The Press Release also provides updated information regarding the impact on earnings from the Company’s acquisition of Jet.com, Inc. The Company initially estimated a $0.05 dilutive impact to earnings for the fiscal year ending January 31, 2017 (“fiscal 2017”) associated with this acquisition, as a result of the operating losses and one-time transaction costs, assuming the transaction would close near the beginning of the Company’s fourth quarter. With the close occurring in the middle of the third quarter, the Company now expects some marginal dilution above its initial estimate to fiscal 2017 earnings.
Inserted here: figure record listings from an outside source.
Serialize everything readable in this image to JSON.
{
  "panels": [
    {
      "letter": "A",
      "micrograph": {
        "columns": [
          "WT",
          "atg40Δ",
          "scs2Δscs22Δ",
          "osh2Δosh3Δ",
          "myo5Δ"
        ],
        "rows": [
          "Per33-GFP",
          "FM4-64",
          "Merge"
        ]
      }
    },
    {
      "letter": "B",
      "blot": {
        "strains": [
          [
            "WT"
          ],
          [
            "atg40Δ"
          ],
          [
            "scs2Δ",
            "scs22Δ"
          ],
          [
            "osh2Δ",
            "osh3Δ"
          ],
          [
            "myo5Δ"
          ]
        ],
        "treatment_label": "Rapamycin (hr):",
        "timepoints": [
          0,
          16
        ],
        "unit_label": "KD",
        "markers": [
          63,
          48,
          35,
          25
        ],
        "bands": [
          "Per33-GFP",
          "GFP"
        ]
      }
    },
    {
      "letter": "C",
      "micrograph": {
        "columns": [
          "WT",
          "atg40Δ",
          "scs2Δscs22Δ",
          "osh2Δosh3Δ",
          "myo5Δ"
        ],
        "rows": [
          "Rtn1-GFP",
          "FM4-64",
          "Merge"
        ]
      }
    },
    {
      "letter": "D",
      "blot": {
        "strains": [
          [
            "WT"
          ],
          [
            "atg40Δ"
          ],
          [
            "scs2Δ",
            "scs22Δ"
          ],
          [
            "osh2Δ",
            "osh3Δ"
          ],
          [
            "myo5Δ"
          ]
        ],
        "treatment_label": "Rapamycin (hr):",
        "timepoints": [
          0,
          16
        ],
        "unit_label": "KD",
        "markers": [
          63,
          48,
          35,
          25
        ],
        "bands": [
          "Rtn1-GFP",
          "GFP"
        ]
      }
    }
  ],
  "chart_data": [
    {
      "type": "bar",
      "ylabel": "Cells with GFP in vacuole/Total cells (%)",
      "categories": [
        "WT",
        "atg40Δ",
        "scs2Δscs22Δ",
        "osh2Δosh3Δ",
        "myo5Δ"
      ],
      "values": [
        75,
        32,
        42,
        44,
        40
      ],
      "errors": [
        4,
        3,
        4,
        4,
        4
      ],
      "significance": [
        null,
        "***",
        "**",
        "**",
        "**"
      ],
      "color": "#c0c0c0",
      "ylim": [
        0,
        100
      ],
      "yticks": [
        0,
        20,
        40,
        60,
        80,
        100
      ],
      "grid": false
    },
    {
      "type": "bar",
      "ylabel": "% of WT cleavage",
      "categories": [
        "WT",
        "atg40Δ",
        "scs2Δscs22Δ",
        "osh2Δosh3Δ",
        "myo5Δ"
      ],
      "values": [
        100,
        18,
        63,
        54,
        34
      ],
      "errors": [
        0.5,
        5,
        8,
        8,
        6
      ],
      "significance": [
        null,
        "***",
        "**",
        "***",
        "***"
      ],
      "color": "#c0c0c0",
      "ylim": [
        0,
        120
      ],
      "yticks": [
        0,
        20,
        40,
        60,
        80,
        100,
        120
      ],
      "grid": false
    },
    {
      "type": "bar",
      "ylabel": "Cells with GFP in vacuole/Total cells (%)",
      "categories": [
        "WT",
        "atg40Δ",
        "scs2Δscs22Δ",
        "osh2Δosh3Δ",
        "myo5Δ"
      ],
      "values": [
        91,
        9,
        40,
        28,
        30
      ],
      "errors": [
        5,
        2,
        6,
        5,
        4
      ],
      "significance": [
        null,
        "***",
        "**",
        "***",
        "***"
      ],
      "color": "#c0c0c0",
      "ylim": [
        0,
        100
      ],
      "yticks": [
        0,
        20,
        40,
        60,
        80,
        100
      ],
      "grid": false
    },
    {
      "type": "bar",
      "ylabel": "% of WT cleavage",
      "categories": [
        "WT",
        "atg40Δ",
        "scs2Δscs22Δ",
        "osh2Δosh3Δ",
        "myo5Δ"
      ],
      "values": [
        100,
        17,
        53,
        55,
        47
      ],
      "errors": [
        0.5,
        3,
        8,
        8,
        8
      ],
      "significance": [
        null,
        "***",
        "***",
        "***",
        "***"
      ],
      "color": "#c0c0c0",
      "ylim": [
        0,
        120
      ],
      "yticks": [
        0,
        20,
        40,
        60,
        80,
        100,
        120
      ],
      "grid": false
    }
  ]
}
The statements in this Current Report on Form 8-K regarding the impact of this acquisition are believed to be “forward-looking statements” within the meaning of the Private Securities Litigation Reform Act of 1995, as amended (the “Act”), that are intended to enjoy the protection of the safe harbor for forward-looking statements provided by the Act. These forward-looking statements are subject to certain risks, uncertainties, and other factors.
Item 9.01. Financial Statements and Exhibits.
Exhibit 99.1-A copy of the Press Release is included herewith as Exhibit 99.1 and is incorporated herein by reference.
Pursuant to the requirements of the Securities Exchange Act of 1934, the Registrant has duly caused this report to be signed on its behalf by the undersigned hereunto duly authorized.